Today's trends for tomorrow's business
AI Won't Take Your Job
November 28, 2018
It might make it better!
Workers are scared that machines will replace them.
It sounds like we’re talking about AI, right? Of course we are - it’s the shadowy concern that shadows every technological leap we make. In fact, a 2017 survey by the Pew Research Center showed that 72 percent of Americans were worried about a future where robots and computers can do human jobs. Last December the New York Times posed the ominous question: “Will Robots Take Our Children’s Jobs?” (Their answer? A jittery “probably.”)
But the idea that machines will take human jobs isn’t a new one; in fact, it’s as old as the 19th Century, when the Luddites led their famous protest against the Industrial Revolution. As tech advances, some jobs always become obsolete - but the good news is, plenty of new professions take their place, and things eventually balance out. (Our children will have amazing jobs that haven’t been dreamed up yet - they’ll be just fine.)

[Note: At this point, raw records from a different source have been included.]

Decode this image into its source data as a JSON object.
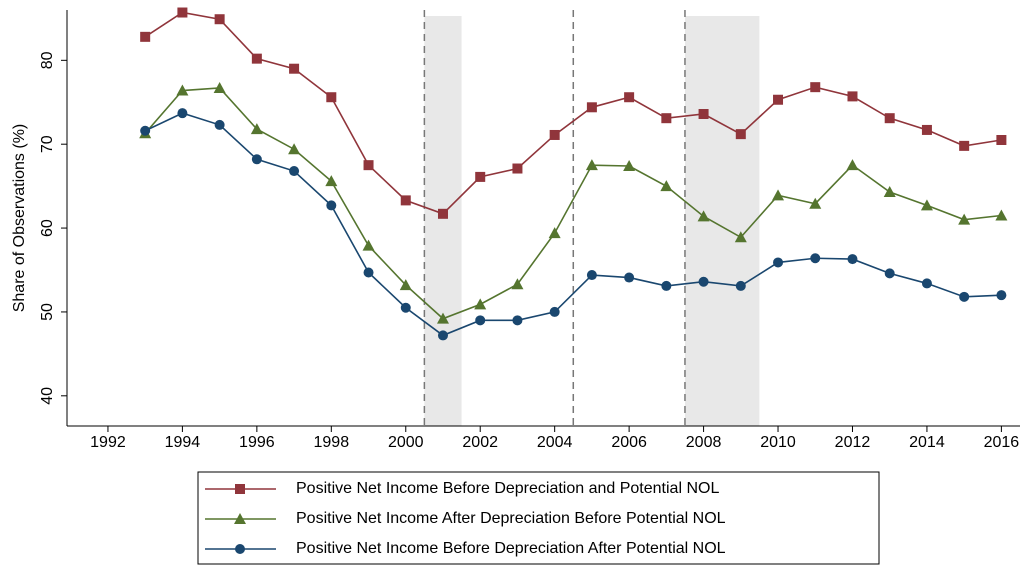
{
  "chart_data": {
    "type": "line",
    "y_label": "Share of Observations (%)",
    "x": [
      1993,
      1994,
      1995,
      1996,
      1997,
      1998,
      1999,
      2000,
      2001,
      2002,
      2003,
      2004,
      2005,
      2006,
      2007,
      2008,
      2009,
      2010,
      2011,
      2012,
      2013,
      2014,
      2015,
      2016
    ],
    "series": [
      {
        "name": "Positive Net Income Before Depreciation and Potential NOL",
        "color": "#90353b",
        "marker": "square",
        "values": [
          82.8,
          85.7,
          84.9,
          80.2,
          79.0,
          75.6,
          67.5,
          63.3,
          61.7,
          66.1,
          67.1,
          71.1,
          74.4,
          75.6,
          73.1,
          73.6,
          71.2,
          75.3,
          76.8,
          75.7,
          73.1,
          71.7,
          69.8,
          70.5
        ]
      },
      {
        "name": "Positive Net Income After Depreciation Before Potential NOL",
        "color": "#55752f",
        "marker": "triangle",
        "values": [
          71.3,
          76.4,
          76.7,
          71.8,
          69.4,
          65.6,
          57.9,
          53.2,
          49.2,
          50.9,
          53.3,
          59.4,
          67.5,
          67.4,
          65.0,
          61.4,
          58.9,
          63.9,
          62.9,
          67.5,
          64.3,
          62.7,
          61.0,
          61.5
        ]
      },
      {
        "name": "Positive Net Income Before Depreciation After Potential NOL",
        "color": "#1a476f",
        "marker": "circle",
        "values": [
          71.6,
          73.7,
          72.3,
          68.2,
          66.8,
          62.7,
          54.7,
          50.5,
          47.2,
          49.0,
          49.0,
          50.0,
          54.4,
          54.1,
          53.1,
          53.6,
          53.1,
          55.9,
          56.4,
          56.3,
          54.6,
          53.4,
          51.8,
          52.0
        ]
      }
    ],
    "shaded_regions": [
      [
        2000.5,
        2001.5
      ],
      [
        2007.5,
        2009.5
      ]
    ],
    "vlines": [
      2000.5,
      2004.5,
      2007.5
    ],
    "xlim": [
      1990.9,
      2016.5
    ],
    "xticks": [
      1992,
      1994,
      1996,
      1998,
      2000,
      2002,
      2004,
      2006,
      2008,
      2010,
      2012,
      2014,
      2016
    ],
    "ylim": [
      36.4,
      86
    ],
    "yticks": [
      40,
      50,
      60,
      70,
      80
    ],
    "legend": "bottom"
  }
}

But what about us? People working today won’t see our jobs taken by AI. We’ll let AI handle repetitive tasks and data set analysis while our professions become more creative, more compassionate, or both - the two areas where humans excel and AI falls flat. Here are a few ways AI could change a wide range of careers.
Now: Doctors go to school for years and years to study the human body and provide correct diagnoses to their patients. Some areas of medicine, such as radiology and hematology, are especially dependent on data analysis.
With AI: The medical field has a treasure trove of accessible data that AI can make inferences from. Doctors and techs will spend less time staring at an X-ray trying to spot a tumor; they’ll spend their time working on preventative medicine and breakthroughs for complex and unusual illnesses. Sub-acute medical facilities (like nursing homes) will focus on compassionate care while robots handle physically demanding tasks.
Now: The hotel business is already a data-driven industry, constantly looking for new ways to maximize bookings at the highest possible rate, while maintaining a good reputation among travelers to establish long-term customer loyalty.
With AI: Hoteliers will lean on machine learning to optimize rates and use chatbots to handle most customer service issues. This will free up resources for an expanded concierge department that can find creative ways to create a personalized, enjoyable stay for each visitor.
Now: When you have to protect your business from all kinds of threat actors, from criminals looking to steal your business data to cyber terrorists - there’s no way to do it without AI (and particularly machine learning analysis) as part of the equation. Cybersecurity and AI already go hand-in-hand.
With (advanced) AI: Cybersecurity experts won’t perform as much analysis as they do now; things like parsing data logs and data mining are done faster, and better, with machine learning. Instead, they’ll focus their efforts on creative detective work, looking for patterns and identifying threats in new areas where there isn’t a lot of data to crunch.
Now: Yes, AIs have been trained to compose songs and write news articles. But they haven’t been able to write a bestselling book or paint a museum-worthy masterpiece - yet.
With AI: Good art requires an innate understanding of the human condition - which is AI’s greatest weakness. Hopefully AI lets us all retire early (after making us fabulously wealthy, of course) so we can all pursue our creative interests. Strumming a guitar on a beach or writing the great American novel sounds like a great way to pass the time while machines pay our bills.